Makan malam sudah berakhir dan kini Ino sudah berada di dalam salah satu kamar tamu, dibalut dengan gaun malam satin nya. Sesuai dengan permintaan Mikoto, dua putra beserta istri mereka bermalam di mansion keluarga Uchiha. Aeri tidur bersama Sarada di sebuah kamar yang Mikoto buat khusus untuk dua cucu perempuannya, sedangkan Itachi dan Sasuke bersama istri mereka bermalam di kamar masa kecil keduanya masing-masing.
Ino merasakan hembusan nafas hangat di sekitar tengkuknya dan menemukan Itachi yang telah melingkarkan tangannya di sekitar pinggangnya. Itachi memeluknya dari belakang.
“What do you think?” tanya Itachi disela-sela kegiatannya memberi kecupan ringan di bahu istrinya, minghirup dalam-dalam aroma lembut lavender yang menguar.
“Apa? Tentang punya anak kedua?” kata Ino balik bertanya.
“Mhm.”
“No.”
“We are not getting any younger, Ino.”
“I know and it’s still a no.”
Ketika Ino sudah bilang tidak, maka perempuan itu akan terus bilang tidak. Keputusannya tidak akan goyah seberapa keras Itachi berusaha membujuknya, kecuali kalau istrinya sendiri yang berinisiatif merubah keputusan. Maka yang hanya lelaki itu lakukan adalah berusaha mengecup istrinya lebih dalam, membalikan tubuh Ino untuk menghadapnya, sedangkan tangannya mulai menjelajah setiap jengkal kulit halusnya yang tidak tertutupi kain.
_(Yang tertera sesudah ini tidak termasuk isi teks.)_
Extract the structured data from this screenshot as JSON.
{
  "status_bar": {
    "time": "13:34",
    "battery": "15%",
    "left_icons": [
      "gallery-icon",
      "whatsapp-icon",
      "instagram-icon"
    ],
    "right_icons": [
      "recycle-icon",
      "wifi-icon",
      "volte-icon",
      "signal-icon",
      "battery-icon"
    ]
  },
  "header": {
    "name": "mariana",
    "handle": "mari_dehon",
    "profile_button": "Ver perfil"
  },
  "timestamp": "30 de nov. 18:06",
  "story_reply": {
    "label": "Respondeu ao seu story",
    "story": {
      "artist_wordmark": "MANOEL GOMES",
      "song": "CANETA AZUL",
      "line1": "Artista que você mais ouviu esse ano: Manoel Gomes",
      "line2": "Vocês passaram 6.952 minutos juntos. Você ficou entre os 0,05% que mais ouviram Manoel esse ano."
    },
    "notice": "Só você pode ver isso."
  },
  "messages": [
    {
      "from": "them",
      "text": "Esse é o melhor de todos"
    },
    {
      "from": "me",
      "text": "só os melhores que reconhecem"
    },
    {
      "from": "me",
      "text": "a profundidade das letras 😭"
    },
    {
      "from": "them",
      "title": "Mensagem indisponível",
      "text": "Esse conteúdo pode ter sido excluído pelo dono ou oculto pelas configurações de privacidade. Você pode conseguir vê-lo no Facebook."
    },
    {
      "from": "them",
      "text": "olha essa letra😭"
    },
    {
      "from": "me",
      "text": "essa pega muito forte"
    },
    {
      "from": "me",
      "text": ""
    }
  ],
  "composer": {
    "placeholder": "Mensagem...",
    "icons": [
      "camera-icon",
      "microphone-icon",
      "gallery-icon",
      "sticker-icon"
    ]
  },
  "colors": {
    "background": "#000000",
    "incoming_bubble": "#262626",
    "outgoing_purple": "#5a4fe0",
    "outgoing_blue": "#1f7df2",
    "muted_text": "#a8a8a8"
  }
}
Ketika bibir Itachi berusaha turun ke leher jenjang Ino, perempuan itu mundur satu langkah, membuat Itachi mengerang dan keheranan.
“Ngh, what’s wrong?”
“Maaf mas.”
Itachi tidak peduli dengan apa maksud dibalik permintaan maaf itu. Malam ini, Itachi hanya mau Ino. Dia kembali mencoba mempersempit jarak, namun tanpa disangka Ino sudah lepas dari kungkungan pelukannya secepat kilat dan beralih menuju ranjang.
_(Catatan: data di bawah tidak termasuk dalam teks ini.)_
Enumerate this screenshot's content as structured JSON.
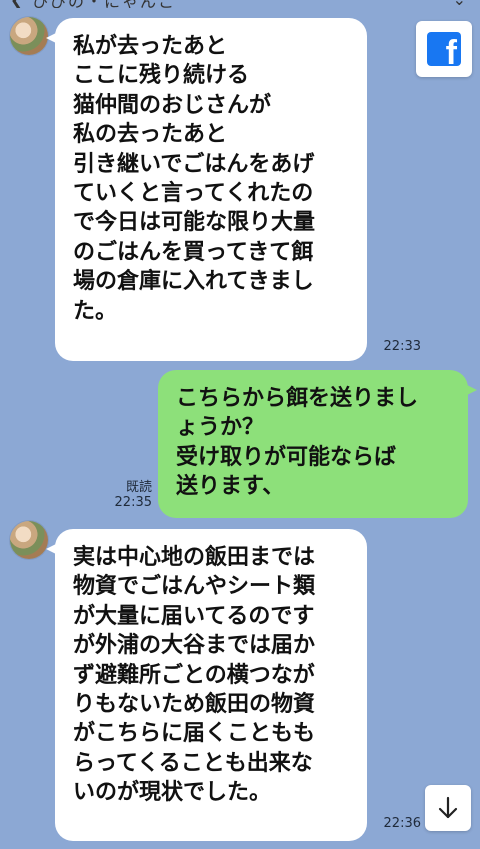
{
  "header": {
    "back_icon": "chevron-left-icon",
    "title": "ひびの・にゃんこ",
    "menu_icon": "chevron-down-icon"
  },
  "buttons": {
    "facebook_icon": "facebook-icon",
    "facebook_letter": "f",
    "scroll_down_icon": "arrow-down-icon",
    "scroll_down_glyph": "↓"
  },
  "colors": {
    "background": "#8ca8d4",
    "received_bubble": "#ffffff",
    "sent_bubble": "#8de07a",
    "facebook_blue": "#1877f2"
  },
  "messages": [
    {
      "direction": "received",
      "text": "私が去ったあと\nここに残り続ける\n猫仲間のおじさんが\n私の去ったあと\n引き継いでごはんをあげ\nていくと言ってくれたの\nで今日は可能な限り大量\nのごはんを買ってきて餌\n場の倉庫に入れてきまし\nた。",
      "time": "22:33"
    },
    {
      "direction": "sent",
      "text": "こちらから餌を送りまし\nょうか？\n受け取りが可能ならば\n送ります、",
      "read": "既読",
      "time": "22:35"
    },
    {
      "direction": "received",
      "text": "実は中心地の飯田までは\n物資でごはんやシート類\nが大量に届いてるのです\nが外浦の大谷までは届か\nず避難所ごとの横つなが\nりもないため飯田の物資\nがこちらに届くこともも\nらってくることも出来な\nいのが現状でした。",
      "time": "22:36"
    }
  ]
}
“Ino? Kenapa?” tanya Itachi.
“Maaf, not now Itachi—not here, at least.”
Itachi hanya bisa menghela nafas dan bergabung dengan istrinya di ranjang, membaringkan diri dan menatap punggung mungil yang menghadapnya.
“Night, Ino.”
“Hmm.”
Karena entah sejak kapan, sentuhan Itachi tak lagi membuat Ino merasakan letupan gairah yang biasanya selalu dia rasakan dulu. Dan entah sejak kapan, Itachi merasakan pelukan hangat istrinya kini telah mendingin.